Die Ursachen für „das letzte Wort haben wollen“ von Mitarbeitern, Kollegen oder Chefs oder von unseren Lebens- und Ehepartnern sind vielfältig. Oft verbirgt sich hinter dem Bestreben von uns, alles und jedes sofort zu kommentieren und alles besser zu wissen, unsere Angst, wir gefährden die eigene Position, wenn wir sie nicht auf der Stelle verteidigen. Wir haben das Gefühl, wir geben klein bei und fühlen uns unterlegen, wenn wir dem anderen das „letzte Wort“ überlassen.

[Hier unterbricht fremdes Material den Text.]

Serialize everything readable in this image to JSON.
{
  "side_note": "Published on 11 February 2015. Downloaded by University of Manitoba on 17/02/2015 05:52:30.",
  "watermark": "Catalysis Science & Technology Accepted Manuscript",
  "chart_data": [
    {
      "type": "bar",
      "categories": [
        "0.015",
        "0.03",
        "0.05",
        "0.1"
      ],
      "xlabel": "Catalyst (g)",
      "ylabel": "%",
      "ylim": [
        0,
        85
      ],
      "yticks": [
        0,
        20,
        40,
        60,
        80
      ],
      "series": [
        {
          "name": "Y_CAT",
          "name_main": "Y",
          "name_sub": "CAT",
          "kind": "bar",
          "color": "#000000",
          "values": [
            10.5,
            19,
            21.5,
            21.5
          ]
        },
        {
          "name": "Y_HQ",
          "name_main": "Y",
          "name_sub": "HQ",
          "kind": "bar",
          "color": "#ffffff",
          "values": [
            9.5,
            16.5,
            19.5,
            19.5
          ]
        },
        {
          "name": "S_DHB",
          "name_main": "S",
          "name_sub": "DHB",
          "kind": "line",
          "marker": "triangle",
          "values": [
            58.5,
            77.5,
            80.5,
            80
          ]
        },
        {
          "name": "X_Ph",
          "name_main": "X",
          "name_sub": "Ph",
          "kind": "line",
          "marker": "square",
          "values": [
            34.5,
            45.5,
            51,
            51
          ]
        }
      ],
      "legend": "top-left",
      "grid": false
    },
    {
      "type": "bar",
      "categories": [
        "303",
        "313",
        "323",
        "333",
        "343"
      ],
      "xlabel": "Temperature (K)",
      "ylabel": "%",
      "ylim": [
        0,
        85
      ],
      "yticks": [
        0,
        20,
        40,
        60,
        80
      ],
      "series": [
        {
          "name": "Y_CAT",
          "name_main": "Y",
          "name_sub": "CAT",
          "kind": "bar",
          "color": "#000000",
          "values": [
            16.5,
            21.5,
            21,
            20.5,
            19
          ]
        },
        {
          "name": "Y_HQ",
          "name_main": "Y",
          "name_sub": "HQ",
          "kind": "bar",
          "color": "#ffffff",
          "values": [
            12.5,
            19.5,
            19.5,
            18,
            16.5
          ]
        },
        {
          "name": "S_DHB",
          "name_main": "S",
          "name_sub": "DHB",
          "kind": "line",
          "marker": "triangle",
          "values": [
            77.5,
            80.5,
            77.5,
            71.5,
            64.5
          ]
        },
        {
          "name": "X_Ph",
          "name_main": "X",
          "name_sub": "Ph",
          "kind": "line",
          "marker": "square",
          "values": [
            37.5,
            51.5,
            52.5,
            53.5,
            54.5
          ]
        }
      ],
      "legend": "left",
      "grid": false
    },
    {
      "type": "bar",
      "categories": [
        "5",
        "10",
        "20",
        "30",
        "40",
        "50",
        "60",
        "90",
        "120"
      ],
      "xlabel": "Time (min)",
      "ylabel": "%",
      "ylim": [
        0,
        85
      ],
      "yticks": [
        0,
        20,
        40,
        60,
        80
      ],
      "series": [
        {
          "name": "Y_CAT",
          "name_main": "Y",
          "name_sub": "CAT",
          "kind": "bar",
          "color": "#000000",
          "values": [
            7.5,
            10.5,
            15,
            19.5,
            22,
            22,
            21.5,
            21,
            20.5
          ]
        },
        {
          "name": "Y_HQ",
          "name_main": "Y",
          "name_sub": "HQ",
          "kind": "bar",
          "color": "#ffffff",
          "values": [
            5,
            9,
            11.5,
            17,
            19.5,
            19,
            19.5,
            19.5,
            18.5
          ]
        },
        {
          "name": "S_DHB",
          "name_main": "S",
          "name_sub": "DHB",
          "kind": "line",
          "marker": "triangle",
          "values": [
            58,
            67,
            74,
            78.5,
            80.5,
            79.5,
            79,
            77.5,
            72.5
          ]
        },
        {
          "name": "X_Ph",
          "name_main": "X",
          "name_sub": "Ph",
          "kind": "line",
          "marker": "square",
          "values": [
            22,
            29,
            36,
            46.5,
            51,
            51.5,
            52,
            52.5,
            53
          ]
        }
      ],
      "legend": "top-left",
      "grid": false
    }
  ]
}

Hinter dem „das letzte Wort haben wollen“ steckt häufig ein Gefühl der Unsicherheit, der Minderwertigkeit, die Überzeugung, nicht so klug zu sein, wie unser Gegenüber. Wenn wir das letzte Wort haben wollen, vermitteln wir nur uns selbst, wir hätten den Wettbewerb gewonnen und seien besser als der andere. Wir verkennen dabei, dass der andere gar nicht mit uns im Wettstreit liegt. Er möchte nichts, außer sich mit uns über ein Thema austauschen. Wir dagegen wollen Recht haben, unsere Minderwertigkeitskomplexe kompensieren und unsere Macht demonstrieren. Nur scheinbar bestärkt werden wir noch in unserer Besserwisserei, wenn sich unser Gegenüber an das Sprichwort hält, der Klügere gibt nach. Zu bedenken ist dabei allerdings, dass er damit möglicherweise unsere Rechthaberei sogar noch verstärkt und wie die österreichische Schriftstellerin Marie von Ebner-Eschenbach einmal gesagt hat, damit „die Weltherrschaft der Dummheit“ etabliert.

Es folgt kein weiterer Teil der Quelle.